Mentjari Indonesia
Tradisi Maleman Zaman Penjajahan di Tahun 1915. Lebih Meriah Rupanya..

oleh 67 Dilihat
oleh
(Tangkapan Layar “De Preanger-bode” edisi 20-07-1915 diunduh dari laman https://www.delpher.nl/)

Damarinfo.com – Tradisi maleman yakni tanggal-tanggal  ganjil di bulan Ramadhan, menjadi tradisi turun temurun di Indonesia khususnya di Jawa, tentu pada zaman penjajahan tradisi tersebut sudah ada. Bentuk perayaannya ternyata jauh berbeda yang ada sekarang.  Sebuah koran berbahasa belanda “De Preanger-bode” edisi 20-07-1915. Menulis artikel tentang maleman  dengan judul “ HET VIEREN DER MALEMANS” (Merayakan Maleman).

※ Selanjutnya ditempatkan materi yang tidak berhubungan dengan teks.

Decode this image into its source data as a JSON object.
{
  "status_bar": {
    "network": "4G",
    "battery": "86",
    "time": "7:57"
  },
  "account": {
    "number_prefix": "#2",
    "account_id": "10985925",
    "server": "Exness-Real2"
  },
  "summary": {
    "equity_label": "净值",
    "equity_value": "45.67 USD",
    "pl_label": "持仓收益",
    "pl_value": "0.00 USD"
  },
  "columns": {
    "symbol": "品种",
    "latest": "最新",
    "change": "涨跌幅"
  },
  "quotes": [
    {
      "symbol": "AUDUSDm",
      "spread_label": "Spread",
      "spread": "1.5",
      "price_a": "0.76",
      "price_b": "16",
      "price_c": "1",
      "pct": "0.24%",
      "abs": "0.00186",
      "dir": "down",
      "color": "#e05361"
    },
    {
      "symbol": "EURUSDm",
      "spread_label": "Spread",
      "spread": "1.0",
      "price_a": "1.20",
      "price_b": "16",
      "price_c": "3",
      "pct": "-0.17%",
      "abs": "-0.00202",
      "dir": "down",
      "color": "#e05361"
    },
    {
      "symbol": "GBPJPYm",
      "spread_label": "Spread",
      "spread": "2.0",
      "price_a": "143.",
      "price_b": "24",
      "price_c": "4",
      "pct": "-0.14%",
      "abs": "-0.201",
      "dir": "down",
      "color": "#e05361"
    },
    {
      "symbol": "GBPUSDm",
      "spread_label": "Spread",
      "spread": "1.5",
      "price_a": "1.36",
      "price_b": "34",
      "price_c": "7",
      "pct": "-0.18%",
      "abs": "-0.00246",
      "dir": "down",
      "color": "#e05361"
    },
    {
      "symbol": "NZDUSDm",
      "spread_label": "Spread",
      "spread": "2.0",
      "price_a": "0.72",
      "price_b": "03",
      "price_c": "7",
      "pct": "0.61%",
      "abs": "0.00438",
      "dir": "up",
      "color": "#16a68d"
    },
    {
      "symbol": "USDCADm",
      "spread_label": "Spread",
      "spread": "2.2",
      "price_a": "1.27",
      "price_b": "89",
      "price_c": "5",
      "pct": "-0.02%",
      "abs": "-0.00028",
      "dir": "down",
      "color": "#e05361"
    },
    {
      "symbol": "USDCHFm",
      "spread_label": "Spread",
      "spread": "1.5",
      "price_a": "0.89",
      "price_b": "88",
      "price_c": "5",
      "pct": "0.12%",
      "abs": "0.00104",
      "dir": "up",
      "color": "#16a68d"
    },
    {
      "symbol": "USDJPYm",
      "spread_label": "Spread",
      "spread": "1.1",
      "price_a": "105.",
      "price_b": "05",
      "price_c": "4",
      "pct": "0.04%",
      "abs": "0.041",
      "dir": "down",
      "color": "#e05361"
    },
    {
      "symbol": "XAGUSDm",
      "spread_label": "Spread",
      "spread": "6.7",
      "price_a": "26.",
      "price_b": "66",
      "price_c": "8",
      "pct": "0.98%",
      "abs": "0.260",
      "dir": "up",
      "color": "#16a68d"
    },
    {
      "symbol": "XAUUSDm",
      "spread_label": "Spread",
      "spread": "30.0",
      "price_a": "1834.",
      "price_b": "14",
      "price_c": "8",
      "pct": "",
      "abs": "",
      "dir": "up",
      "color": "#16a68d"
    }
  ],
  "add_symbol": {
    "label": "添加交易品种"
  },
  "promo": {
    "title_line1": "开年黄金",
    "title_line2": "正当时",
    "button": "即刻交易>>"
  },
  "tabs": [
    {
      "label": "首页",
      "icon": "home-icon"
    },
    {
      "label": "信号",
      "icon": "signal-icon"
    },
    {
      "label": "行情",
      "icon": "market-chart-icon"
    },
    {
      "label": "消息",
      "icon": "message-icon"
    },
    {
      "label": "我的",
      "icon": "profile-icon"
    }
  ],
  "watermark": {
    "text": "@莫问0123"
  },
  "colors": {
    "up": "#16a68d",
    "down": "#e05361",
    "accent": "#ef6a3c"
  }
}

Dalam koran tersebut dituliskan bahwa ada Seorang pegawai di Jawa Tengah menulis kepada Redaksi Koran tersebut tentang Perayaan Maleman (pada halaman 2 kolom ke 2 ) Dalam surat tersebut dituliskan  tentang perayaan maleman di Kerajaan (Tidak dijelaskan Keraton Yogyakarta atau Surakarta).

Di dalam tulisan tersebut dijelaskan perayaan “Malemans”  yakni  5 malam di hari ganjil, antara tanggal 20 dan 30 bulan itu; jadi tanggal 21 (malem selikur), tanggal 23 t (malem telu), tanggal 25 (malem selawé), tanggal 27 (malem pitoe) dan tanggal 29 (malem songo).

(Tangkapan Layar Potongan Artikel dalam “De Preanger-bode” edisi 20-07-1915 diunduh dari laman https://www.delpher.nl/)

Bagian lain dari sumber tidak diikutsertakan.